Lolo smoked a lot, chewed “buyo” and was fond of drinking “basi” or sugar cane wine. His eyes were dull, his ears were deaf, and he coughed a lot, with lots of phlegm he spat out of the window and which got draped on the outer wall of our house as it dried up.
He cussed a lot, too, saying: “ANAK TI DIABLO” (SON OF A DEVIL) when he was mad or confused.
Whenever he lighted his cigar or hand-rolled tobacco, he used a flint stone (red stone) which he struck with a piece of steel to cause sparks to fly into a small cotton ball that turned into an ember that he stuck to his cigar to let it burn by constant puffing and blowing.
Whenever he wanted to chew buyo, he crushed the betel nut with a stone mortar, then applied it inside an areca leaf which he powdered with lime.
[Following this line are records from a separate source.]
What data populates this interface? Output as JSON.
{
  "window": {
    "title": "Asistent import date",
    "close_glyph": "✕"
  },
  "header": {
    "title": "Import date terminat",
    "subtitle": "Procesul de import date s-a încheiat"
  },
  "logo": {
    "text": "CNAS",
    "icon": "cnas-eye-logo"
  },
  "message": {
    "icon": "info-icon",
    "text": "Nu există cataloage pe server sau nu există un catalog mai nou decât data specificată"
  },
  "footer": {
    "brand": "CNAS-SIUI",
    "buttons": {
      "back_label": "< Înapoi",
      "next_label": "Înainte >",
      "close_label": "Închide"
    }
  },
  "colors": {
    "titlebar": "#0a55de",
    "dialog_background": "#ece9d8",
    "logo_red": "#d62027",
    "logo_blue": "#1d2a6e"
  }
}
Soon his saliva became red as blood.
When he was not yet very old and disabled I saw him spinning thread out of raw cotton to weave fish nets for fishing. He also was constantly engaged in weaving fish nets while conversing or resting. He used the net for fishing in the Abra River during dry season. On rainy days or wet season, starting May, for six months, he was farming by planting rice or vegetables in his farm.
I saw Lola Isia weaving with her loom some blankets or clothing material. She would beat the cotton flowers with two long sticks to remove their seeds and then turn the cotton bolls into thread with her bamboo wooden spinning machine. She then placed the thread into a spindle and a shuttle to run between the threads in the loom as she pushed each thread together with the loom’s swinging boom.
My grandparents were always busy doing something with their hands until they grew too old to work or too weak to do anything.
Grandma became blind before she died. Grandpa was sick of PTB and suffered from hardship in moving his bowel.
Whenever Father or Mother tried to punish me and my brother for fighting very often, Lolo would come to screen us from the whip, at the same time cursing our parents for beating us small kids.
I was less than ten when Lolo died. May their souls rest in peace.